506 yılında başa geçen Kleistenes ülkede geniş çaplı demokratik değişimler yaptı. Önce Attika'yı özerk mahallelere ayırdı. Bu birimlere "deme" adı veriliyordu. Burada yerel işlere bakan görevliler oluşturuldu. Bu görevlilere "demos" adı veriliyordu. Anayasa'yı da değiştirerek Atina'nın en yüksek kurulu olan 400'ler meclisi üye sayısını 500'e çıkardı. Son olarak tamamen halk egemenliğini sağladığı bu düzeni yıkmaya yönelik girişimleri önlemek amacıyla ostraizm sistemini getirdi.
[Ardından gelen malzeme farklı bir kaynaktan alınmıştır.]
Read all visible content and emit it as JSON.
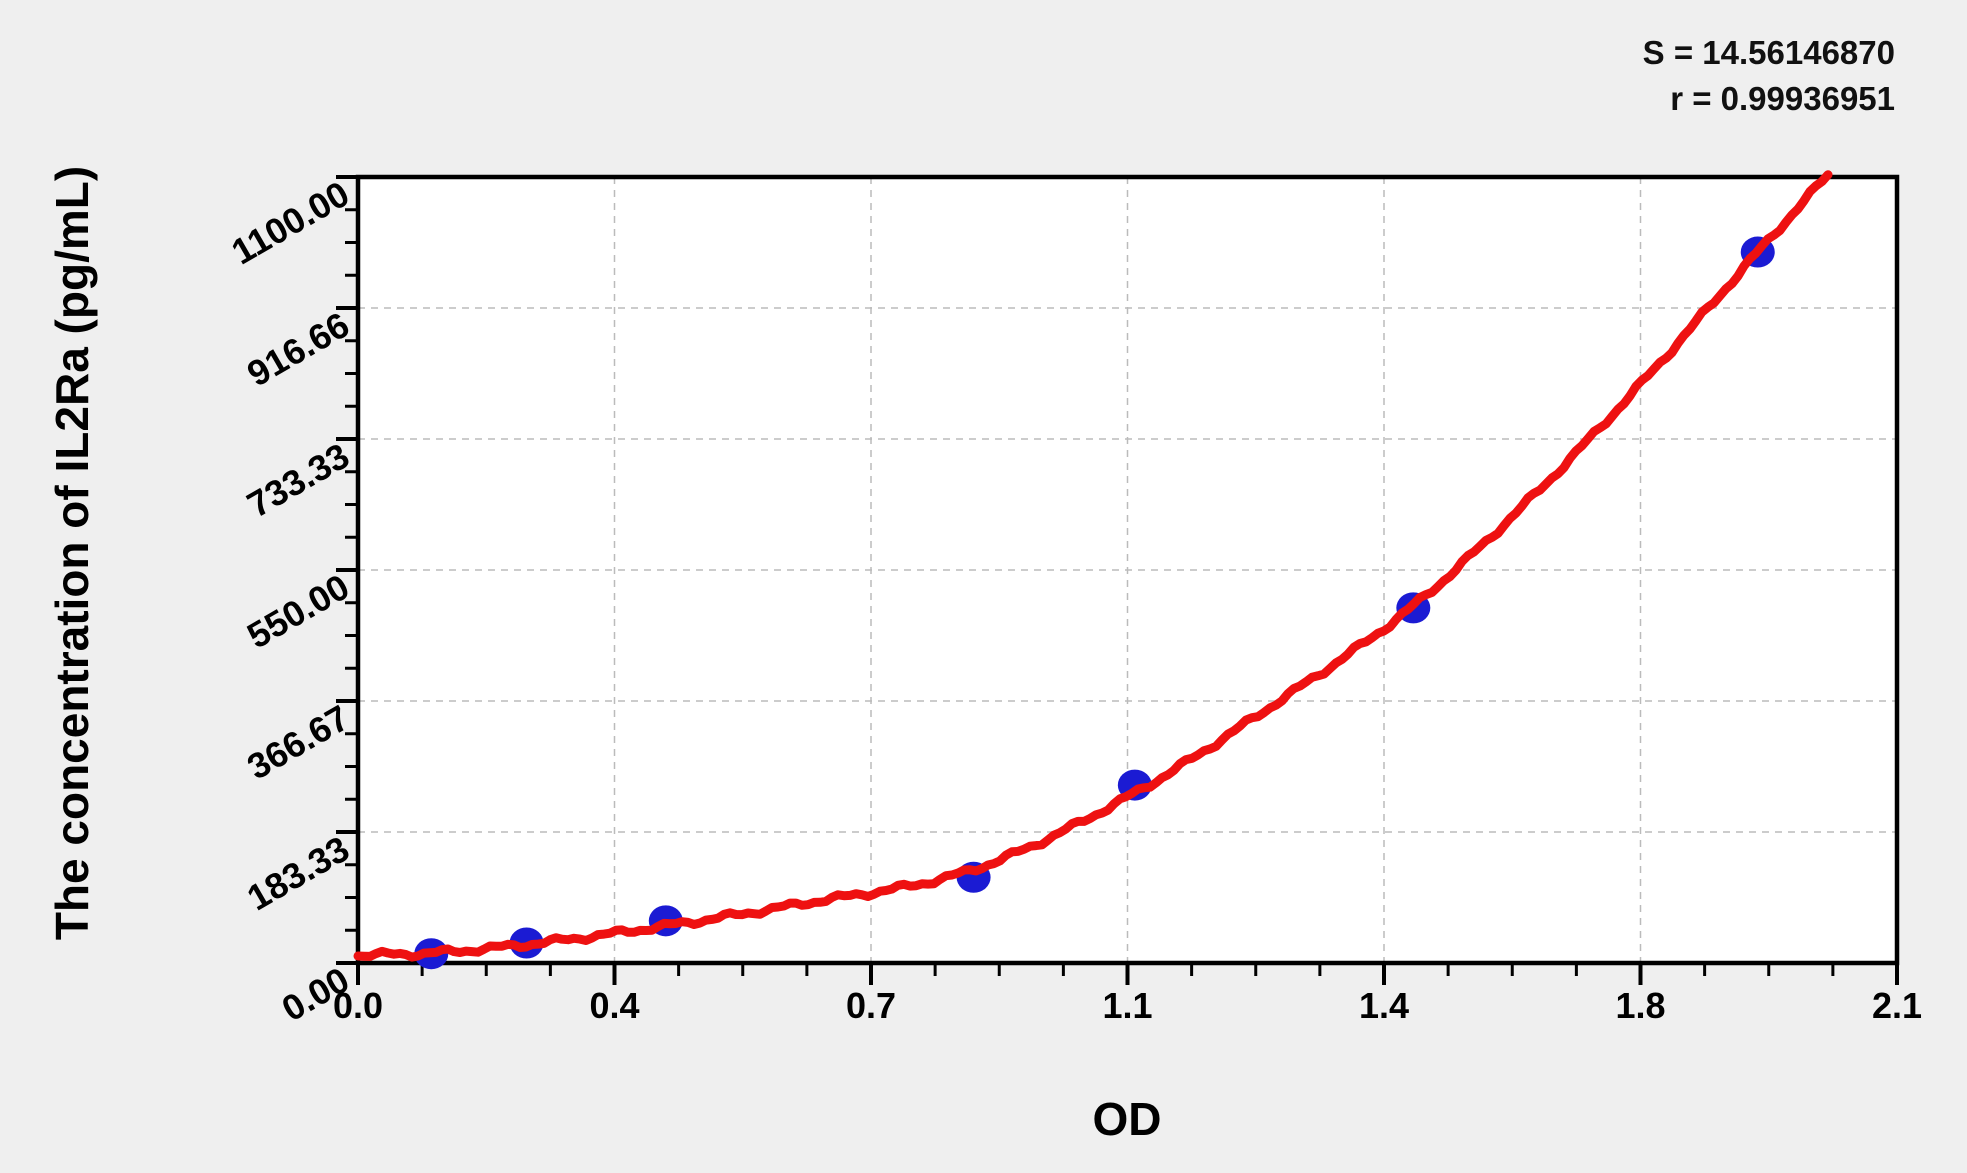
{
  "annotations": {
    "s_line": "S = 14.56146870",
    "r_line": "r = 0.99936951"
  },
  "chart_data": {
    "type": "scatter",
    "title": "",
    "xlabel": "OD",
    "ylabel": "The concentration of IL2Ra (pg/mL)",
    "x_axis": {
      "min": 0.0,
      "max": 2.1,
      "tick_labels": [
        "0.0",
        "0.4",
        "0.7",
        "1.1",
        "1.4",
        "1.8",
        "2.1"
      ],
      "tick_values": [
        0,
        0.35,
        0.7,
        1.05,
        1.4,
        1.75,
        2.1
      ],
      "minor_ticks_between_majors": 3
    },
    "y_axis": {
      "min": 0,
      "max": 1100,
      "tick_labels": [
        "0.00",
        "183.33",
        "366.67",
        "550.00",
        "733.33",
        "916.66",
        "1100.00"
      ],
      "tick_values": [
        0,
        183.33,
        366.67,
        550.0,
        733.33,
        916.66,
        1100.0
      ],
      "minor_ticks_between_majors": 3
    },
    "grid": "major-dashed",
    "legend": "none",
    "series": [
      {
        "name": "standard-points",
        "type": "scatter",
        "color": "#1b1bd3",
        "points": [
          [
            0.1,
            13
          ],
          [
            0.23,
            28
          ],
          [
            0.42,
            59
          ],
          [
            0.84,
            120
          ],
          [
            1.06,
            249
          ],
          [
            1.44,
            497
          ],
          [
            1.91,
            995
          ]
        ]
      },
      {
        "name": "fitted-curve",
        "type": "line",
        "color": "#ee1111",
        "points": [
          [
            0.0,
            11
          ],
          [
            0.1,
            14
          ],
          [
            0.23,
            26
          ],
          [
            0.42,
            52
          ],
          [
            0.6,
            82
          ],
          [
            0.84,
            131
          ],
          [
            1.06,
            238
          ],
          [
            1.25,
            362
          ],
          [
            1.44,
            500
          ],
          [
            1.6,
            650
          ],
          [
            1.75,
            810
          ],
          [
            1.91,
            995
          ],
          [
            2.013,
            1111
          ]
        ]
      }
    ],
    "fit_stats": {
      "S": "14.56146870",
      "r": "0.99936951"
    }
  },
  "colors": {
    "background": "#efefef",
    "plot_background": "#ffffff",
    "axis": "#000000",
    "grid": "#bbbbbb",
    "point": "#1b1bd3",
    "curve": "#ee1111",
    "text": "#111111"
  }
}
Buna göre rejime tehdit olarak görülen kişiler 10 yıllığına sürgüne gönderiliyordu. Bu sistem Halk Meclisinde her yurttaşın bir midye kabuğuna o site içinde tehlikeli gördüğü kişinin adını yazması ile çalışıyordu.
Yine de Kleistenes reformları köleler için ek bir hak getirememiş, daha çok ekonomik ve siyasal alanda reformlar olarak kalmıştır. Kleistenes 100 yıl süren bunalımlı Atina uygarlığı dönemine son vermiş ve adeta ülkeyi yeniden canlandırmıştır. Köylüler bu dönemde üretici özelliklerini kazanmışlar ve köle sınıfı ile bütünleşmişlerdir. Soylular ise neredeyse tüm hakları ellerinden alınmış basit vatandaşlara dönüştürülmüşlerdir.